La surface de l’image est totalement envahie par la végétation : feuilles, troncs, branches, frondaisons… Mais à bien y regarder, les agencements divers et complexes de la forêt sont pour moitié les reflets des plantes et des arbres miroitant dans les eaux qui occupent la partie inférieure de la photographie. Dans la rivière, l’image très légèrement trouble des feuillages enchevêtrés produit comme un effet de tremblement dans l’eau. La photographie a été prise d’une embarcation : aucune sensation de mouvement, nulle trace d’onde, de remous ou de sillage, l’eau est plate et reposée, le temps est suspendu. Au milieu de l’image, les troncs blancs élancés d’un groupe de palmiers, aux longues ramures tombantes et arquées, se détachent du fouillis végétal, comme un bouquet. Au bout des troncs-tiges, les palmes forment des touffes qui, de loin, paraissent duveteuses, pareilles à des plumeaux fatigués.
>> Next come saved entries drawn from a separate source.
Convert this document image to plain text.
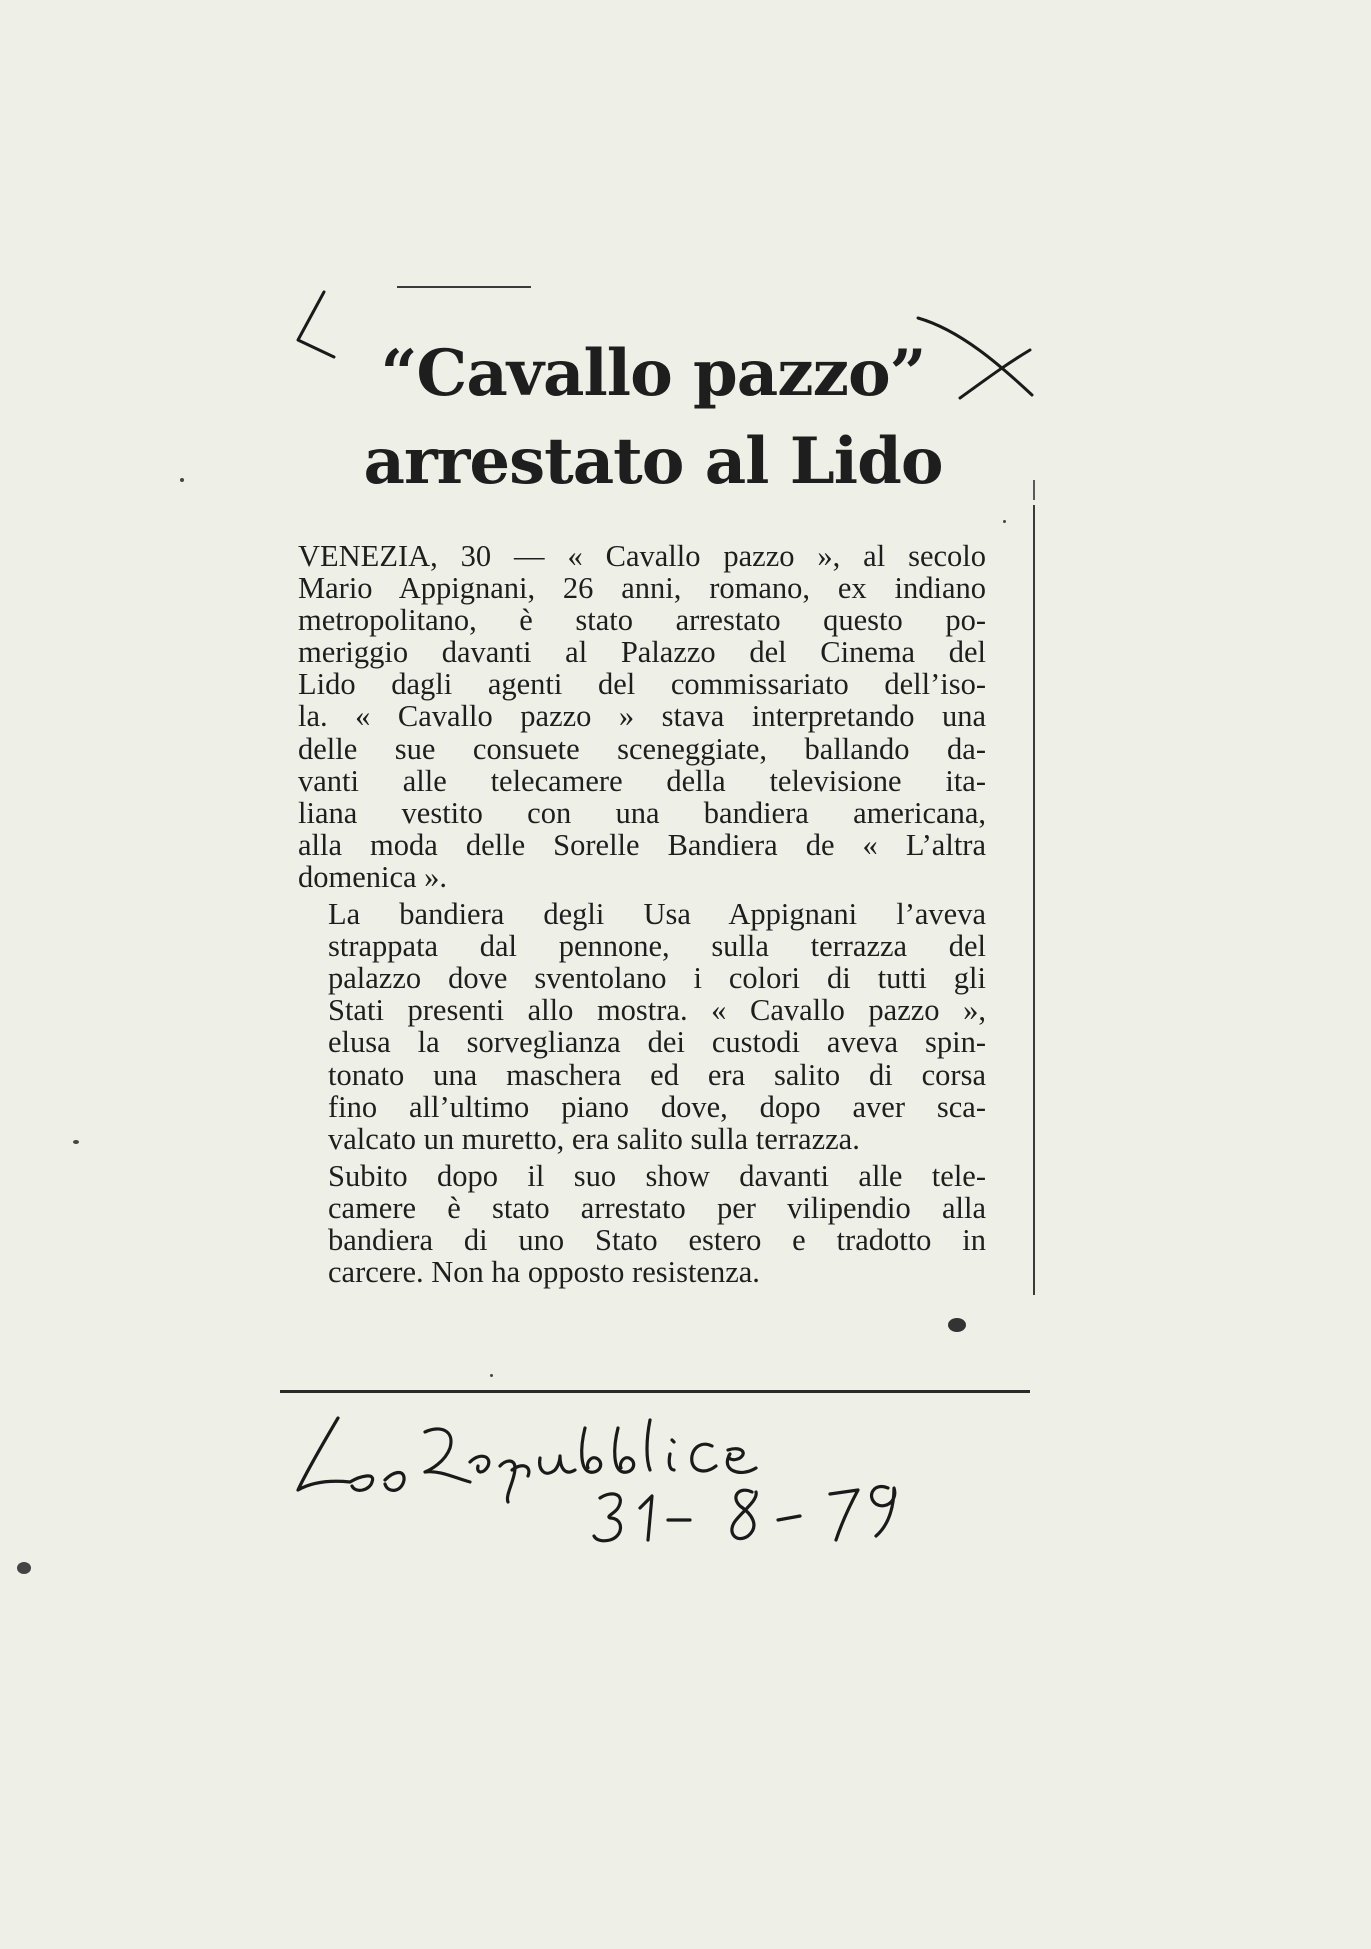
“Cavallo pazzo”
arrestato al Lido

VENEZIA, 30 — « Cavallo pazzo », al secolo
Mario Appignani, 26 anni, romano, ex indiano
metropolitano, è stato arrestato questo po-
meriggio davanti al Palazzo del Cinema del
Lido dagli agenti del commissariato dell’iso-
la. « Cavallo pazzo » stava interpretando una
delle sue consuete sceneggiate, ballando da-
vanti alle telecamere della televisione ita-
liana vestito con una bandiera americana,
alla moda delle Sorelle Bandiera de « L’altra
domenica ».

La bandiera degli Usa Appignani l’aveva
strappata dal pennone, sulla terrazza del
palazzo dove sventolano i colori di tutti gli
Stati presenti allo mostra. « Cavallo pazzo »,
elusa la sorveglianza dei custodi aveva spin-
tonato una maschera ed era salito di corsa
fino all’ultimo piano dove, dopo aver sca-
valcato un muretto, era salito sulla terrazza.

Subito dopo il suo show davanti alle tele-
camere è stato arrestato per vilipendio alla
bandiera di uno Stato estero e tradotto in
carcere. Non ha opposto resistenza.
Il s’agit d’un ensemble d’Astrocaryum jauari, une espèce de palmiers à feuilles pennées – c’est-à-dire « disposée comme les barbes d’une plume ». Ces palmiers sont endémiques de la forêt amazonienne. On les trouve dans la majeure partie de la région, dans les zones inondées de façon saisonnière, ou le long des rivières et des lacs d’eau noire où ils se regroupent en colonies assez grandes. Armés de longues épines noires ils peuvent faire jusqu’à 20 m de haut pour 30 cm de diamètre. Les fruits de cet arbre sont consommés par les poissons.
Sur la gauche de l’image, le reflet d’un feuillage dans l’eau rappelle les contours d’un papillon aux ailes ouvertes. Sur la droite du groupe de palmiers, le tronc incurvé d’un grand arbre se poursuit par une ramure courbe qui dessine une arche. Le reflet de cette arche dans l’eau forme un ovale presque parfait. Grâce à ce phénomène de miroitement et de dédoublement, le lecteur peut faire appel à son imagination, et s’amuser à découvrir de nouvelles figures, comme des représentations cachées, à l’instar des interprétations éphémères que certains tirent parfois en observant des nuages.
Le parc national de Jau est un paradis préservé au cœur de l’Amazonie abritant de nombreuses espèces dont l’état est préoccupant à l’échelle mondiale comme, par exemple, le jaguar, la loutre géante, le lamantin de l’Amazonie, le caïman noir, et la podocnémie élargie, une tortue qui possède, un cou de serpent et une large carapace aux écailles lisses, qui peut atteindre une longueur de 89 cm et un poids de 90 kg. Le Parc regroupe environ 60% des espèces de poissons qui vivent dans le bassin du rio Negro et 60% également des oiseaux décrits en Amazonie centrale. La région est considérée comme exceptionnelle pour les études d’ornithologie.
Au premier plan, un homme d’une cinquantaine d’années est debout face à nous, le torse nu. Il est cadré jusqu’au milieu des cuisses. Son visage occupe le centre de l’image. La photo est prise sur le vif, en plein mouvement : l’homme a la bouche ouverte, les bras écartés, levés au-dessus de la tête, les paumes en avant.
Il a la position caractéristique et immémoriale de l’orant - l’homme qui prie et invoque le ciel, dialogue avec les divinités ou les forces de l’invisible.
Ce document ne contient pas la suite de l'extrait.